What is your favorite fungus and why?

Obviously, Ganoderma species are the crème de la crème. I have thoroughly enjoyed studying this genus of fungi. Although the literature regarding the taxonomy of this genus is quite confusing, and at times frustrating, it has been very rewarding to unravel the chaos! Also, the cultural significance of Ganoderma species (reishi) in Asian culture is quite fascinating, where several Chinese deities are said to have lived for hundreds of years because of consumption of reishi.

My favorite fungus that I have eaten is the beef steak polypore (Fistulina c.f. hepatica). It is great on tacos or burritos, because it has a sweet and acidic flavor that is reminiscent of tomatoes.

What is your favorite fact/thing about fungi?

Fungi represent a fascinating Kingdom of life that is quite understudied and culturally significant. I think the use of fungi by indigenous people for medicine/religion all around the world is quite fascinating. The fact that indigenous peoples in different parts of the world, independently of each other, came to similar conclusions about the uses and spirituality surrounding fungi is so neat.
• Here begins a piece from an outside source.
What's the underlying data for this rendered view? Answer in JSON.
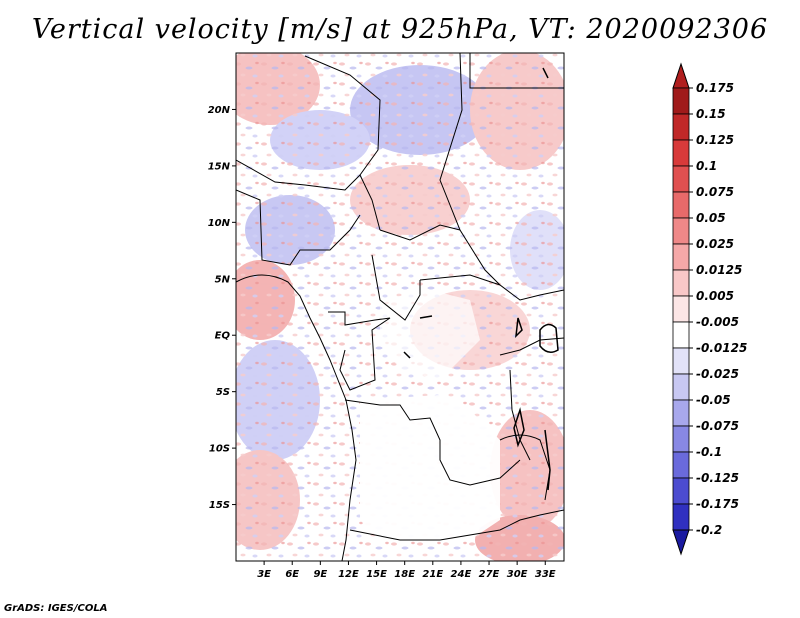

I have learned a lot about this, especially involving wood decay fungi species, from reading and conversing with Bob Blanchette at the University of Minnesota.

Who is your mycology role model?

Personally: Larry Grand and Bob Blanchette; Academically: William Murrill

Any great stories from field work?

Working with citizen scientists has been quite rewarding in collecting a lot of fungi around the U.S. in a short amount of time. However, this has also has limited the amount of field work I have had to do for my current research. What stuck out to me though through using citizen scientists to aid in field work, was the knowledge and passion of SO many people who are truly dedicated to the study of fungi!

Although I didn’t get out in the field as much as I wanted, I did get the opportunity to go collect fungi in Wisconsin with the Blanchette lab. While collecting, I saw my first real, live porcupine! That was exciting.

What do you like to do in your free time? What are your hobbies?

In my free time, I enjoy cooking, eating Indian food, playing old-time music (fiddle, banjo, guitar), going to concerts, bird watching, camping, hiking, kayaking and of course collecting fungi!